Va aggiunto che, come e’ noto, il divieto di modificazione dei luoghi, stabilito dal D.L. 27 giugno 1985, n. 312, art. 1 quinquies.

conv. in L. 8 agosto 1985, n. 431, rimane in vigore anche successivamente alla data del 31 dicembre 1986, fissata per l’approvazione da parte delle regioni dei piani di cui all’art. 1 bis dello stesso decreto, essendo connesso non a questo termine, ma a quello finale “incertus quando”, coincidente con l’adozione del piano paesistico da parte della singola Regione, o, in via sostitutiva, da parte dello Stato.

Ne consegue la nullita’ della convenzione in questione per netto ed insanabile contrasto con inderogabili disposizioni di legge.

4) Il PPE redatto dai professionisti – per le considerazioni sopra svolte – era inidoneo a conseguire una qualsiasi possibilita’ di esecuzione sotto il profilo giuridico e concreto sicche’ non avrebbe mai potuto ottenere l’approvazione dalle regione per il rilevato contrasto con la L. n. 431 del 1985. Nella detta impossibilita’ di successiva approvazione del PPE non va ravvisata la mancata realizzazione di una condizione del negozio concluso tra le parti, ma una mera ed inevitabile conseguenza della nullita’ di tale convenzione in contrasto con norme inderogabili.

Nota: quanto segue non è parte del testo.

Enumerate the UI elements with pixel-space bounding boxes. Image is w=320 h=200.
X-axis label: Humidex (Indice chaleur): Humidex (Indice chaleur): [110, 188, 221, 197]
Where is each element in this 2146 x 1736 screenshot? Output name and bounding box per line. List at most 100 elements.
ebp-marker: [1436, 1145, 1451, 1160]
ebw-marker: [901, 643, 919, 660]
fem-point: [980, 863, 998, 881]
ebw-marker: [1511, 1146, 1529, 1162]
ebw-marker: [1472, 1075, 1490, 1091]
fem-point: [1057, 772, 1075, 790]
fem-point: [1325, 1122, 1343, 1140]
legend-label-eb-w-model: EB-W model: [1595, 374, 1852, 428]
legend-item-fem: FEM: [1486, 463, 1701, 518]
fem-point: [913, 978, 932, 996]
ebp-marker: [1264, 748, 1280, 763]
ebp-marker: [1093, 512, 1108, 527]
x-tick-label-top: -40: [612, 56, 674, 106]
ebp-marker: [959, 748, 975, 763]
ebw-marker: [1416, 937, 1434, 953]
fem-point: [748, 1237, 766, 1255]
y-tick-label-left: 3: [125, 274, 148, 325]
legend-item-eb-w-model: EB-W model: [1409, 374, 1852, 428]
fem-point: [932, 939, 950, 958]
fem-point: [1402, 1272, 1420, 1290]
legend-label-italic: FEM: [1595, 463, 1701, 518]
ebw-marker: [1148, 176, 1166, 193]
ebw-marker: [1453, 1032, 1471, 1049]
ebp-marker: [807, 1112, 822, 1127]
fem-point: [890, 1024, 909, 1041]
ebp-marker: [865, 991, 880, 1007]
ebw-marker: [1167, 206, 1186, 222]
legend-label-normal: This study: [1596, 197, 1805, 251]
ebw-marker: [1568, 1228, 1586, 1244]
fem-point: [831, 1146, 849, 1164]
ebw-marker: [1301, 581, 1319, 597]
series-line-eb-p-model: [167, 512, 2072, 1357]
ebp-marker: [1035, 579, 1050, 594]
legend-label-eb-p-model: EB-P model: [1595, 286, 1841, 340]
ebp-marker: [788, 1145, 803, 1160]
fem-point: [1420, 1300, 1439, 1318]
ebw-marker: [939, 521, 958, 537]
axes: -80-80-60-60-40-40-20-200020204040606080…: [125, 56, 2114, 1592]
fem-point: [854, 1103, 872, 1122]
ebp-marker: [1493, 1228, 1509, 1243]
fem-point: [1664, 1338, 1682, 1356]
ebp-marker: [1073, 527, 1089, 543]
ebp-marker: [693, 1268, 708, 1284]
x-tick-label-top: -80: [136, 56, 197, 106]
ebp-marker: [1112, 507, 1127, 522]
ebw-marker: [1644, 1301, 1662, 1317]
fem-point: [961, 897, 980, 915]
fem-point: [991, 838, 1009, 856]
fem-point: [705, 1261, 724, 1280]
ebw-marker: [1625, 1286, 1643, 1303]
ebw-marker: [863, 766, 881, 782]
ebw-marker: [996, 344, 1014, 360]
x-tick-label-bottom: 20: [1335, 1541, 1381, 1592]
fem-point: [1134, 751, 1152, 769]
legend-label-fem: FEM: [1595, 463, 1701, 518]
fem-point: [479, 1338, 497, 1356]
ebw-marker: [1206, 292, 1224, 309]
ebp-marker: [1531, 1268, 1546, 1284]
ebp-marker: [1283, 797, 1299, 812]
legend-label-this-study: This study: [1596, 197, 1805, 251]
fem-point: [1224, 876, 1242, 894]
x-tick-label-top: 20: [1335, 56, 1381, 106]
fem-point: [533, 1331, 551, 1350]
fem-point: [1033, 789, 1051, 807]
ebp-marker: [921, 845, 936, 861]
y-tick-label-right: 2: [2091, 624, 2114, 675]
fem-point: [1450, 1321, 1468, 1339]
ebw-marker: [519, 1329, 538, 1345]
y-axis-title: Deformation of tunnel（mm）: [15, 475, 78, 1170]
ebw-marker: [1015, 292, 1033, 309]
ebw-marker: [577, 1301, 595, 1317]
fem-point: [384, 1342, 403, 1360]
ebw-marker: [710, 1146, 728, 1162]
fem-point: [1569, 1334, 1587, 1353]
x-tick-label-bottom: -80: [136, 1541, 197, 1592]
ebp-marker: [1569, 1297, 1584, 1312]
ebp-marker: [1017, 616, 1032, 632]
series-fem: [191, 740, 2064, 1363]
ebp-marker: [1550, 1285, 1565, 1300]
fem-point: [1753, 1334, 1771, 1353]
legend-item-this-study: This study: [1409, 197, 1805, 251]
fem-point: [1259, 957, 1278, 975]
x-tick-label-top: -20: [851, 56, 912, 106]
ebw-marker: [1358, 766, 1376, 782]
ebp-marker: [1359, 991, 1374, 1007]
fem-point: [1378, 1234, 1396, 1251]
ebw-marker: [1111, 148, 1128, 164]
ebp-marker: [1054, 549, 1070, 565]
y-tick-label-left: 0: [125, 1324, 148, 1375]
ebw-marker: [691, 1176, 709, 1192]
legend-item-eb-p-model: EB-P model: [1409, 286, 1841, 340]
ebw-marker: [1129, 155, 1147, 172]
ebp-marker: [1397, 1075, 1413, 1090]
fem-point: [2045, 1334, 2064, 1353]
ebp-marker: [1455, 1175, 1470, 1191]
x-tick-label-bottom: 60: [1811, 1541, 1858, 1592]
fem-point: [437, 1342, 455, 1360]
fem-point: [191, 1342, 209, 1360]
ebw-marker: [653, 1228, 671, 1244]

5) Dal piu’ volte segnalalo contrasto del contratto stipulato dalle parti discende non l’annullabilita’ del negozio (per vizio della volonta’) o la risoluzione contrattuale per inadempimento, bensi’ – come e’ ovvio – la nullita’ per illiceita’ dell’oggetto per contrasto con norme inderogabili di legge.

Il ricorso deve pertanto essere rigettato.

Per la sussistenza di giusti motivi – ravvisabili. in particolare, tenendo conto del comportamento superficiale tenuto dal Comune nello stipulare il contratto in esame – le spese del giudizio di cassazione vanno interamente compensate tra le parti.

P.Q.M.

LA CORTE rigetta il ricorso e compensa per intero tra le parti le spese del giudizio di cassazione.

Così deciso in Roma, il 15 febbraio 2011.